Apply Census weighting to survey data.
from surveyweights import run_weighting_scheme, run_weighting_iteration
# Define what to weigh on
weigh_on = ['age', 'education', 'gender', 'income', 'race', 'urban_rural', 'vote2016']
# Run weighting
output = run_weighting_scheme(survey_data, iters=25, weigh_on=weigh_on)

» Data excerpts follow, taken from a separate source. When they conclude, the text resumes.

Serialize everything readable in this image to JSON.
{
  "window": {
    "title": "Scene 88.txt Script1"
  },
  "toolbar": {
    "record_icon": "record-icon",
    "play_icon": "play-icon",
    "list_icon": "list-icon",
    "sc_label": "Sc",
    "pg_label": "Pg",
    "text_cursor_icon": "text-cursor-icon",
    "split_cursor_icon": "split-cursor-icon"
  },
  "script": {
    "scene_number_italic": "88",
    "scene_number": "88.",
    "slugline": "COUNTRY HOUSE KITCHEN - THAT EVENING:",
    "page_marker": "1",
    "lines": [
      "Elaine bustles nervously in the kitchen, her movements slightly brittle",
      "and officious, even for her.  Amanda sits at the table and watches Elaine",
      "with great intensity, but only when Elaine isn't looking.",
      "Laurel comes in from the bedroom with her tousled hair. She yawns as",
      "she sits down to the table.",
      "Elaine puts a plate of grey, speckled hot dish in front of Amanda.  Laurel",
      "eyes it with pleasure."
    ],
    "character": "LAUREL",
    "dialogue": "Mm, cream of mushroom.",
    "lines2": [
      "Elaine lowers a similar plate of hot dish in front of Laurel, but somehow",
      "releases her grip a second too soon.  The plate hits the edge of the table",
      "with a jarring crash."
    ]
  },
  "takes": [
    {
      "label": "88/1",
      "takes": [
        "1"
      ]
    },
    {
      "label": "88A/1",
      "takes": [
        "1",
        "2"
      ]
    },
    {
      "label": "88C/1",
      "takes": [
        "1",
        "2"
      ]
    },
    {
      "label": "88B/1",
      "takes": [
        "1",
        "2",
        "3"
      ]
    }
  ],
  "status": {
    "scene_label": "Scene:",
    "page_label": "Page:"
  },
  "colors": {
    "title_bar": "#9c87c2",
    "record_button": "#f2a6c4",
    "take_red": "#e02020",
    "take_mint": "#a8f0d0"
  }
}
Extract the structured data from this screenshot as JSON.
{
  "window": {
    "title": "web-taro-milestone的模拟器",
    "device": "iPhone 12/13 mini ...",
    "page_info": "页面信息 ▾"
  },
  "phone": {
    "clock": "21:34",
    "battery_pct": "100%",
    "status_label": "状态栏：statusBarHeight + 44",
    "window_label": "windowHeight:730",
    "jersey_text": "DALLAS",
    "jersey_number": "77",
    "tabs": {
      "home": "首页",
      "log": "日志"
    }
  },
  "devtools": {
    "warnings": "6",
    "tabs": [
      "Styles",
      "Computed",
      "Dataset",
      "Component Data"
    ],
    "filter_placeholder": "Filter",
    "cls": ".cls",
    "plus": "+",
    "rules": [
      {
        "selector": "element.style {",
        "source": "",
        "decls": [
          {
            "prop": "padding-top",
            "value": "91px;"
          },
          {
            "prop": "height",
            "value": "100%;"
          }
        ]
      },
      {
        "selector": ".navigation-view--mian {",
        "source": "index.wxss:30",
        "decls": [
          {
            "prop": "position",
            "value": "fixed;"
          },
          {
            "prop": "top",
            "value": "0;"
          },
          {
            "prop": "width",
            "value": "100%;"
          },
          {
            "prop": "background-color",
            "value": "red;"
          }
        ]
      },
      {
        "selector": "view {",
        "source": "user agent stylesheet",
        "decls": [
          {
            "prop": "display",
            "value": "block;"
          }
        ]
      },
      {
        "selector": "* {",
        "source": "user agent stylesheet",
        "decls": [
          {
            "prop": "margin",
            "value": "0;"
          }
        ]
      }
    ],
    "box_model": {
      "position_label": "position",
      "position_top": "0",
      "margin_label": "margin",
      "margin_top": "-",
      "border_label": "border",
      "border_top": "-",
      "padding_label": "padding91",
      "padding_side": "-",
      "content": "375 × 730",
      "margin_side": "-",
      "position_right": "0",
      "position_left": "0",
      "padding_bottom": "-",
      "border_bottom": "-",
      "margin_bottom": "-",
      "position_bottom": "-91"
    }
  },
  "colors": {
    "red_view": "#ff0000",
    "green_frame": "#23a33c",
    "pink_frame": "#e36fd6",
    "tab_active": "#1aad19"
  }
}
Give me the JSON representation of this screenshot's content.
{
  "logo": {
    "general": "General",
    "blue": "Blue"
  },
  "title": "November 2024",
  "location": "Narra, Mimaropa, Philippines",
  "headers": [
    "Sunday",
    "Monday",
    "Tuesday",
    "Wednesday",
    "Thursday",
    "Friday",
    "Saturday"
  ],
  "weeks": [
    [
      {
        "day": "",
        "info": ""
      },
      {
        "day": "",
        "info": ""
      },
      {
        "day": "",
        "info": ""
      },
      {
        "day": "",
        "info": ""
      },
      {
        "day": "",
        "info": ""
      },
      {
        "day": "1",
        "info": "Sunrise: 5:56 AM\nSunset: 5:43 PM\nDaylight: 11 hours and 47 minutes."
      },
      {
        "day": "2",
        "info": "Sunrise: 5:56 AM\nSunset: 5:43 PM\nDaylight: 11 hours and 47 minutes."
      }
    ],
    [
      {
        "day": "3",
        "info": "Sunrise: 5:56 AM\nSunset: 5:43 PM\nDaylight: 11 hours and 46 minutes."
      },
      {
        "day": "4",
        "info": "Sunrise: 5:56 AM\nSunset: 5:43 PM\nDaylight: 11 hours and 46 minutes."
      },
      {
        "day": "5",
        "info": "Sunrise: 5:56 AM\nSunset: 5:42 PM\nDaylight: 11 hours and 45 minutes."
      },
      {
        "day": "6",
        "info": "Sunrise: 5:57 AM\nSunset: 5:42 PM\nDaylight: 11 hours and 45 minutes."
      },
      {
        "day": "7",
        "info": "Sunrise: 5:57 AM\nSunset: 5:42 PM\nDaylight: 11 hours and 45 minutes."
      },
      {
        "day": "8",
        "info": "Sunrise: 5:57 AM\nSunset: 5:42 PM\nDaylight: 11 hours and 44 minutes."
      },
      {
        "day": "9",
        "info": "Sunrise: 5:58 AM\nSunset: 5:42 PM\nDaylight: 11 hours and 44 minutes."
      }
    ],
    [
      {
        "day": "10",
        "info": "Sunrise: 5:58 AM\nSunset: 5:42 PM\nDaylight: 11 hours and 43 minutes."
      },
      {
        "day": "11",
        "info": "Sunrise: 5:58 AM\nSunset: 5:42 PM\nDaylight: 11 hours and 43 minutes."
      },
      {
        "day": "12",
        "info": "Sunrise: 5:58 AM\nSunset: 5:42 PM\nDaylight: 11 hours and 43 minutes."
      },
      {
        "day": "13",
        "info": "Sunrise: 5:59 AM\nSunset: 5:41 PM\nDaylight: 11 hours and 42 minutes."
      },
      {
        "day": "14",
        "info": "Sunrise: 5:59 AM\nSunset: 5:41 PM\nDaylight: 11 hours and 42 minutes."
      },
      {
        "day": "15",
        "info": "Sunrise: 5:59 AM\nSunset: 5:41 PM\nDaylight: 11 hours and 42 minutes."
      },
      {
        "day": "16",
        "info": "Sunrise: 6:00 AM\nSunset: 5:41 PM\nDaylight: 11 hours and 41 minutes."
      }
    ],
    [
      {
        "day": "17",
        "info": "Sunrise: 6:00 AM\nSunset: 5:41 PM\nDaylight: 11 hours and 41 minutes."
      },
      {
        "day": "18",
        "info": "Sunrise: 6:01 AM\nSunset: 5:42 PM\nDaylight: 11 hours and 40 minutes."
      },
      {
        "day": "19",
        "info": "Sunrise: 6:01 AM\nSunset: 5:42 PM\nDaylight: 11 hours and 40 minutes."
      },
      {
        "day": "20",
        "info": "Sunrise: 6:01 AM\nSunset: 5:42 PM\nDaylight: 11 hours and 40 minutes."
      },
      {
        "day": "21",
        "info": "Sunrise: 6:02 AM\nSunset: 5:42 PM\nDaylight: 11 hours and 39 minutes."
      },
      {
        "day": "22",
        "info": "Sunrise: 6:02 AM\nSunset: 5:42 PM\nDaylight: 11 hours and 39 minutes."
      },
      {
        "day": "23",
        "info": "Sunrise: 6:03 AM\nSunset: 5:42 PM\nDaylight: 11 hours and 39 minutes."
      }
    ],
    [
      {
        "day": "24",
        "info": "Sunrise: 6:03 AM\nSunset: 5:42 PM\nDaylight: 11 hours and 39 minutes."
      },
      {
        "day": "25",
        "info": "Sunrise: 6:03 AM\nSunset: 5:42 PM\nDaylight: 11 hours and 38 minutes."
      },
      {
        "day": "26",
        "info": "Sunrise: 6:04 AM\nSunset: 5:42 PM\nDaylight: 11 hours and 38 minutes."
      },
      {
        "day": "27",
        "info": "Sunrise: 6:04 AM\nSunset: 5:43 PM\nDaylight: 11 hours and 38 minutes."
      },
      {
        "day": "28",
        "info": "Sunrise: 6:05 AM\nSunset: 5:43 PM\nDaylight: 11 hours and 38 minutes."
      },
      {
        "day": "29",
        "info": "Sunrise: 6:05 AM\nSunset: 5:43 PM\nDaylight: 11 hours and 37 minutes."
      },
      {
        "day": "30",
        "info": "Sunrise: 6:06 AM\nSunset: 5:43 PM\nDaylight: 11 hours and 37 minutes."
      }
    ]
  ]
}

# Get data back with weight column
survey_data = output['final_df']
# See balance of weights
run_weighting_iteration(survey_data, weigh_on=weigh_on)
# Look at unweighted outcome data
print(survey_data['outcome'].value_counts(normalize=True) * 100)
# Look at weighted outcome data
print(survey_data['outcome'].value_counts(normalize=True) * survey_data.groupby('outcome')['weight'].mean() * 100)
Help! The percentages don't sum to 100%!
If you subset the dataset, you subset the weights too and they will no longer work for the subsetted dataset. To fix this, use nomalize_weights
:
# Subset df
subset_df = df[df[var] == subset]
# Look at weighted data (will be wrong and will not sum to 100%!)
print(subset_df[var].value_counts(normalize=True) * subset_df.groupby(var)['weight'].mean() * 100)
# Normalize weights
df['weight'] = nomalize_weights(df['weight'])
# Look at weighted data (it is now fixed and still representative!)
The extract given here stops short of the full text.